WAEC AT 60: FG ACKNOWLEDGES IMPACT OF EXAM FRAUD ON EDUCATION SYSTEM
The Federal Government has acknowledged the effect of examination malpractice on the education system, even as it revealed that some measures have been put in place to checkmate the menace.
Speaking at 17th Annual Endowment Fund Lecture as part of activities to mark the 60th anniversary of the West African Examinations Council (WAEC) in Abuja, the Minister of Education, Professor Ruqayyatu Rufa'i, told the gathering that examination fraud is reducing nationwide, but efforts must be made to reduce it to the barest minimum.
She said: 'We have our challenges when it comes to exam malpractice. This administration has put mechanism to tackle exam malpractice in schools. We must also acknowledge that the menace is reducing. We are proud of WAEC for all they have been doing since 60 years ago. We will continue to support WAEC to achieve greater heights'.
Professor Pius Obanya, the speaker at the endowment fund lecture, tasked stakeholders to urgently take action to tackle the issue of mass failure among students in WAEC, NECO and JAMB examinations nationwide warning 'the menace must be tackle from the foundation.'
Obanya who spoke on 'Nipping educational failure in the bud' disclosed that credit obtained by students in the West African Senior School Certificate Examination (WASSCE) from 2008 to 2010 has reduced by 20 per cent, thus, the mass failure is a red alert for stakeholders to address the poor performance.
According to him, mass failure in public examinations is a sign of education failure in the country and suggested a seven point solutions to arrest the situation and tasked government to 'put education money where education action is. Government must invest in education not spending money on education.'
He blamed teachers, parents, students and the system for the mass failure noting 'parents will blame teachers and WAEC for their children's failure. Children rather than read for exam engage in surfing Internet (yahoo, yahoo). Those in the teaching profession are those who didn't like teaching, but because of the situation in the country, they found their way into schools. Such people lack the quality and ability to teach.'
On exam fraud, he sought for adequate punishment for candidates and other offenders caught during WAEC, NECO or JAMB examinations to serve as a deterrent to others who may want to engage in the act, noting, when some culprits are caught during examinations and taken to police station, nothing is heard of their prosecution.

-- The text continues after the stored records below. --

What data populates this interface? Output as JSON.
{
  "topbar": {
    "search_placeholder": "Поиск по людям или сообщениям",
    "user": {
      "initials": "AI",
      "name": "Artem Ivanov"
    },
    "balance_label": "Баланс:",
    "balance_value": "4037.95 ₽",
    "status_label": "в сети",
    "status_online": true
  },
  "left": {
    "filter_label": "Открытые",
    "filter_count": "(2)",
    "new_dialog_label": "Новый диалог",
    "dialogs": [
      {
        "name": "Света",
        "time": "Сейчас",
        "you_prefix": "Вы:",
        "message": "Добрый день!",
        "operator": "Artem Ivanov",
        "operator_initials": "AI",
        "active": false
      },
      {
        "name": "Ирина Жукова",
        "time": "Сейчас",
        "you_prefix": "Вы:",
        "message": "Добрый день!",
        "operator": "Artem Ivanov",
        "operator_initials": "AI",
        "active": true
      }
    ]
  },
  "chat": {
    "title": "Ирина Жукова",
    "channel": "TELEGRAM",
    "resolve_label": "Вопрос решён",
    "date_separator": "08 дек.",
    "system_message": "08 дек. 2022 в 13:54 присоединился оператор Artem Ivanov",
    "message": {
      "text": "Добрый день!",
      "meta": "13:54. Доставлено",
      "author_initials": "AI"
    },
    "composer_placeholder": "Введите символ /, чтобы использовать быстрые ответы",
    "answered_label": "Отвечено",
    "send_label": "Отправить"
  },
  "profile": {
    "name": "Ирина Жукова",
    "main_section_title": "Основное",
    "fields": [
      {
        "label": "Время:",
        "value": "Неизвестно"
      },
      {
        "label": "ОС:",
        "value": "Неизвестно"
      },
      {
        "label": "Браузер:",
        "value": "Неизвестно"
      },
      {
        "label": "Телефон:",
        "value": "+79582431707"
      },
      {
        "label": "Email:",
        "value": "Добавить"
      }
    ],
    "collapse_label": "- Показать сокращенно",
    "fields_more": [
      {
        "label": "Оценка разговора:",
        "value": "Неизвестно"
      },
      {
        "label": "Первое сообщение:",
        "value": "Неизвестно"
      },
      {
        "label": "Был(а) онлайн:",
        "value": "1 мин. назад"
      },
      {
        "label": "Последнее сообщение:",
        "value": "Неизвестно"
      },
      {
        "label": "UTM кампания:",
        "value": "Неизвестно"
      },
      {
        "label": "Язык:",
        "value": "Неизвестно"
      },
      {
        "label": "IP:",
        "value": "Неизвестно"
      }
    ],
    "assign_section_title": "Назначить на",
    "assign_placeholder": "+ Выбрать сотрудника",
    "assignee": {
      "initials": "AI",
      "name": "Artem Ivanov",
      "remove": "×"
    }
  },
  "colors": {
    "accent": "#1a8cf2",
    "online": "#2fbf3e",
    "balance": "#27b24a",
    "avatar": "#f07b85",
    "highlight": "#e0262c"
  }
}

Earlier, the chairman of council, Professor Jonas Redwood-Sawyerr, described the topic of the lecture as an issue that is of great concern to WAEC, government and stakeholders, noting, Professor Obanya spoke about the true situation of things on ground.

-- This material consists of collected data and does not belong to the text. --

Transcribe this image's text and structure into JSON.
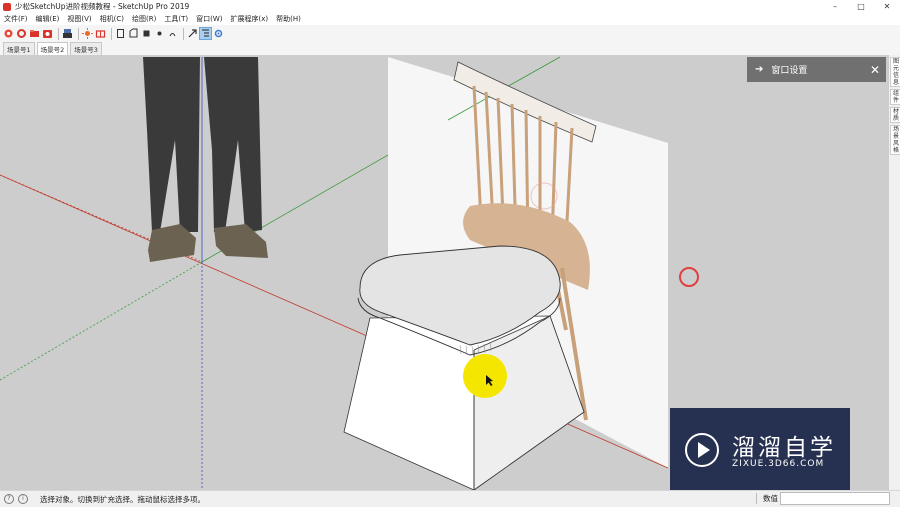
{
  "window": {
    "title": "少松SketchUp进阶视频教程 - SketchUp Pro 2019",
    "controls": {
      "minimize": "–",
      "maximize": "□",
      "close": "✕"
    }
  },
  "menubar": {
    "items": [
      "文件(F)",
      "编辑(E)",
      "视图(V)",
      "相机(C)",
      "绘图(R)",
      "工具(T)",
      "窗口(W)",
      "扩展程序(x)",
      "帮助(H)"
    ]
  },
  "toolbar": {
    "icons": [
      "select-tool-icon",
      "paint-tool-icon",
      "eraser-tool-icon",
      "camera-tool-icon",
      "print-icon",
      "sun-icon",
      "box-icon",
      "front-view-icon",
      "back-view-icon",
      "top-view-icon",
      "section-icon",
      "walk-icon",
      "arrow-icon",
      "outliner-icon",
      "gear-icon"
    ]
  },
  "scenes": {
    "tabs": [
      "场景号1",
      "场景号2",
      "场景号3"
    ],
    "active": 1
  },
  "tray": {
    "title": "窗口设置",
    "arrow": "➔",
    "close": "✕",
    "side_tabs": [
      "图元信息",
      "组件",
      "材质",
      "场景风格"
    ]
  },
  "statusbar": {
    "icons": [
      "?",
      "i"
    ],
    "hint": "选择对象。切换到扩充选择。拖动鼠标选择多项。",
    "measure_label": "数值",
    "measure_value": ""
  },
  "watermark": {
    "title": "溜溜自学",
    "url": "ZIXUE.3D66.COM"
  },
  "colors": {
    "viewport_bg": "#cdcdcd",
    "tray_header": "#707070",
    "watermark_bg": "#192346",
    "cursor_highlight": "#f5e600",
    "click_ring": "#e04040",
    "axis_red": "#c0392b",
    "axis_green": "#3c9a3c"
  }
}
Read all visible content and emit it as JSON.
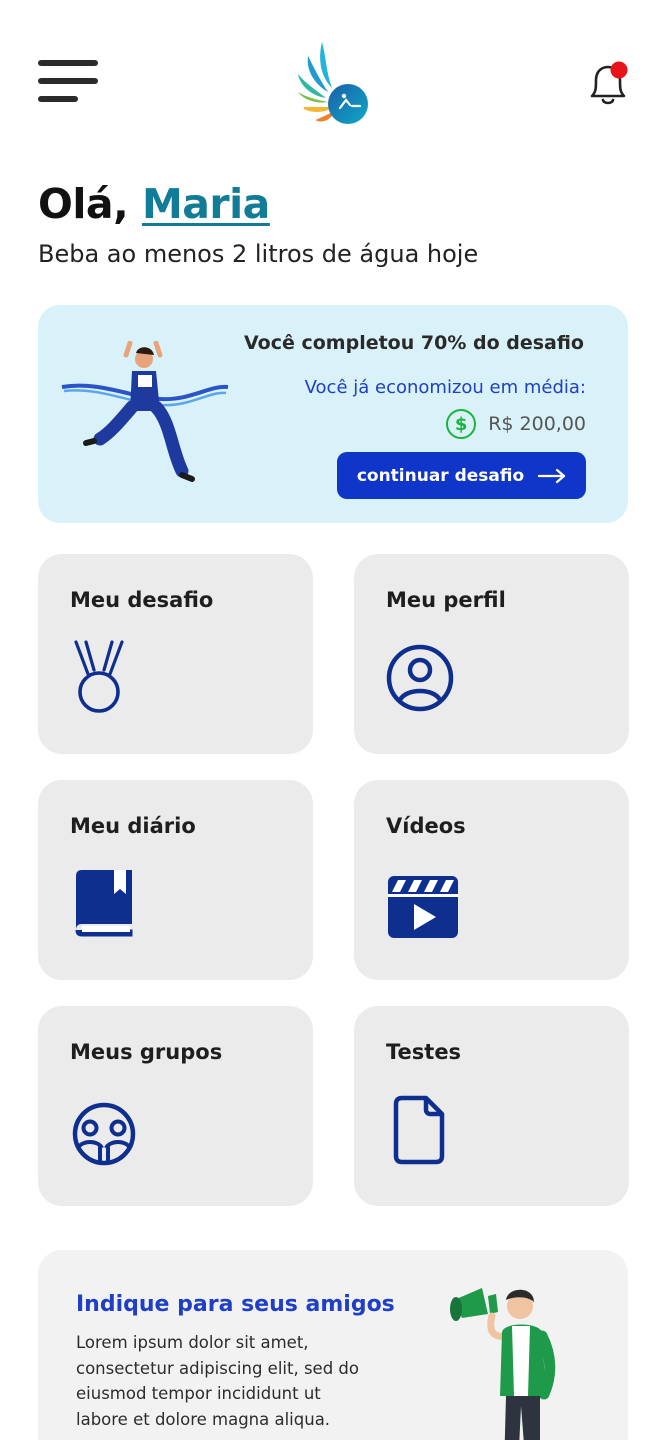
{
  "header": {
    "menu_icon": "hamburger-menu-icon",
    "logo_icon": "wing-logo-icon",
    "bell_icon": "notification-bell-icon",
    "has_notification": true
  },
  "greeting": {
    "prefix": "Olá, ",
    "name": "Maria",
    "subtitle": "Beba ao menos 2 litros de água hoje"
  },
  "challenge": {
    "completed_text": "Você completou 70% do desafio",
    "progress_percent": 70,
    "saved_label": "Você já economizou em média:",
    "currency_icon": "$",
    "amount": "R$ 200,00",
    "cta_label": "continuar desafio"
  },
  "tiles": [
    {
      "label": "Meu desafio",
      "icon": "medal-icon"
    },
    {
      "label": "Meu perfil",
      "icon": "user-circle-icon"
    },
    {
      "label": "Meu diário",
      "icon": "book-icon"
    },
    {
      "label": "Vídeos",
      "icon": "clapperboard-icon"
    },
    {
      "label": "Meus grupos",
      "icon": "group-icon"
    },
    {
      "label": "Testes",
      "icon": "document-icon"
    }
  ],
  "invite": {
    "title": "Indique para seus amigos",
    "body": "Lorem ipsum dolor sit amet, consectetur adipiscing elit, sed do eiusmod tempor incididunt ut labore et dolore magna aliqua."
  },
  "colors": {
    "primary_blue": "#1035c9",
    "teal": "#117c97",
    "icon_navy": "#0f2f8f",
    "card_bg": "#d9f1f8",
    "tile_bg": "#ebebeb",
    "notification_red": "#e8141b",
    "money_green": "#19b53a"
  }
}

Professor Redwood-Sawyerr disclosed that WAEC has a lot to learn from the lecture and would take the solutions proffered to nip the issue of mass failure in the bud and appreciated the efforts of both past and present staff of WAEC, while assuring, 'we will not fail the founding fathers of the council.'
Registrar of the Council, Alhaja Mulikat Bello, disclosed that mass failure among students should be a matter of concern to stakeholders to address and lauded Professor Obanya for telling Nigerians the true situation on ground and how to tackle the problem.